We are blunted spears riding the pactless gales of a livid world, tumbling enfeebled from stentorian skies into breeding swamps of buzzing unchecked swarms absent treaty or terms. If an ending is in store, and soon, what of hundreds of years of white-skinned settlement and tens of thousands of far kinder years before that? Of carvers and surfers, of fishers and loggers and holy dancers under the greying brows of both lucid and baffling skies. Did the land dream us? Are we part of a long slumber from which greater sleepers are already set to awake?

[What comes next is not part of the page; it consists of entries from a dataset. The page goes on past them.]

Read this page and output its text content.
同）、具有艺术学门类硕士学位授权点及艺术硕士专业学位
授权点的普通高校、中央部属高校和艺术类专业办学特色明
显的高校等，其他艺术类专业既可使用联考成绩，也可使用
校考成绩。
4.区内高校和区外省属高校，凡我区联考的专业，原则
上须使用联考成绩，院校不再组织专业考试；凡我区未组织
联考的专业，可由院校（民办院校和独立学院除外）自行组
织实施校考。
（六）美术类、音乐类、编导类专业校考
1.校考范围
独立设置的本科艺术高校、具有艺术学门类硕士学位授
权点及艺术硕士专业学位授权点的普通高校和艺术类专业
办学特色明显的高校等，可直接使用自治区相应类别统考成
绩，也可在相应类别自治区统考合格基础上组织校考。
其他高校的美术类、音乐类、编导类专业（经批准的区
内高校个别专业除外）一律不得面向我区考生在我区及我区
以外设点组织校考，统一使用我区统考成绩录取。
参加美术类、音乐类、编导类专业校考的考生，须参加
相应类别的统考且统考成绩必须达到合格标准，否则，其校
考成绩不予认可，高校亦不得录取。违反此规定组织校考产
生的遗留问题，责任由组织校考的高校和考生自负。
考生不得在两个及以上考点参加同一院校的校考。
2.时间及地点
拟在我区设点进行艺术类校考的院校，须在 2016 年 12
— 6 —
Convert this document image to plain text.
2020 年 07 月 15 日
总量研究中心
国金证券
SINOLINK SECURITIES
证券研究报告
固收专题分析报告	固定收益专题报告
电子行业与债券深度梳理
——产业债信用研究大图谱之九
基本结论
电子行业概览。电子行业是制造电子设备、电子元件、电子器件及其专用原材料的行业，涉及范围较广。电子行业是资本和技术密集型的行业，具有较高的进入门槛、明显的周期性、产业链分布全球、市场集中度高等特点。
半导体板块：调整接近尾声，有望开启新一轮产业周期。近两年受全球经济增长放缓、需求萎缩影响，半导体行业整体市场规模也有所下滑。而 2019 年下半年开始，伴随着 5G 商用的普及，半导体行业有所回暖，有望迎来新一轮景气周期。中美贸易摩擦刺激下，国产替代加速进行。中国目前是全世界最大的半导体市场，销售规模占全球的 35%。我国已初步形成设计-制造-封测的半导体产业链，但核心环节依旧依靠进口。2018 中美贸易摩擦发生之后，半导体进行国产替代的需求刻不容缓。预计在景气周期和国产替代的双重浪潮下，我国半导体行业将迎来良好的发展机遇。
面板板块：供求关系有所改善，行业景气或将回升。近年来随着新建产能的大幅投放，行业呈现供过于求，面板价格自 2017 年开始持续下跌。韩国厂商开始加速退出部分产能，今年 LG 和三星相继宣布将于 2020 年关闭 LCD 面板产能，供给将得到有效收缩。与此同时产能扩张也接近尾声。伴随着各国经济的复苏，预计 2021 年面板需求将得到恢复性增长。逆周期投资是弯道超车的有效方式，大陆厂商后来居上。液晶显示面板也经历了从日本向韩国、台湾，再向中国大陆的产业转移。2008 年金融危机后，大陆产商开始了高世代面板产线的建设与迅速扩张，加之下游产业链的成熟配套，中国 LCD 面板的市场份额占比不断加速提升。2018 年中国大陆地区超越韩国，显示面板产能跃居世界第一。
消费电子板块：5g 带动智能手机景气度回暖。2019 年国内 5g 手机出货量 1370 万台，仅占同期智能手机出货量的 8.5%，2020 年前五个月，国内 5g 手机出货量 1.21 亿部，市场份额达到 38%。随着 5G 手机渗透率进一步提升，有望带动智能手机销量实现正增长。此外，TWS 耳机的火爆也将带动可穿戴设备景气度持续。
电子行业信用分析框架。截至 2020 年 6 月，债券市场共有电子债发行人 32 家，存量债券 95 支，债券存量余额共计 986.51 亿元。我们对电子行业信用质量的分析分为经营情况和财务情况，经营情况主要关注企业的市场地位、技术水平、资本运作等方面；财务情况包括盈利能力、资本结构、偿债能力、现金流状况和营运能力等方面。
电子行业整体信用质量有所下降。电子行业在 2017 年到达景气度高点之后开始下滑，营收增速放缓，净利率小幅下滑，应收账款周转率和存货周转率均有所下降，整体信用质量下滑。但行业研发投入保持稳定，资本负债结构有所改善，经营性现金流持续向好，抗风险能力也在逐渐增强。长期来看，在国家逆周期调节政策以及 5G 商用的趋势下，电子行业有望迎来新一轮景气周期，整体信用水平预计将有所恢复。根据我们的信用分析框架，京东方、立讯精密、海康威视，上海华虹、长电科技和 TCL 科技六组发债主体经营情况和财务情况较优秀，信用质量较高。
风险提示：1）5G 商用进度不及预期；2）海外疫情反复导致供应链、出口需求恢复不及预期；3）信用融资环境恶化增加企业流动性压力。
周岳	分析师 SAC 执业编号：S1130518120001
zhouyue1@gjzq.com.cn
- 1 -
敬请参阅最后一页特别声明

She'd noticed two men and a woman earlier, and they seemed to her kindly, but she could no longer see them, and staring so nakedly at everyone on the beach made her urgency more shameful, more needy. Around the closest fire sat three men and she thought they'd been stealing not so benevolent glances at her. Or glances of a different nature. But they were people.

As she stood, a meteor bisected the big spill of the Milky Way above, flashing like mercury from east to west at the speed of an eyeblink. She imagined it hissing into the dark Pacific, some solitary birdless place where our world's face showed nothing but ocean to outsiders, as lonely in its brisk and sudden finale as it was throughout most of its existence, unable to relate its first-person tales that spanned an eon or more, and dying companionless in cold saltwater on this strange convulsing planet orbiting an unremarkable star on some dismal limb of the galaxy.

Enough. She would walk. She wanted to cry. She wanted to scream or plead, but she wouldn't. The surf kept rushing, crashing, as if everyone exhaled but no one remembered to breathe in.

She would walk and talk to the men at the next fire, and if that made her a fool then a fool she would be.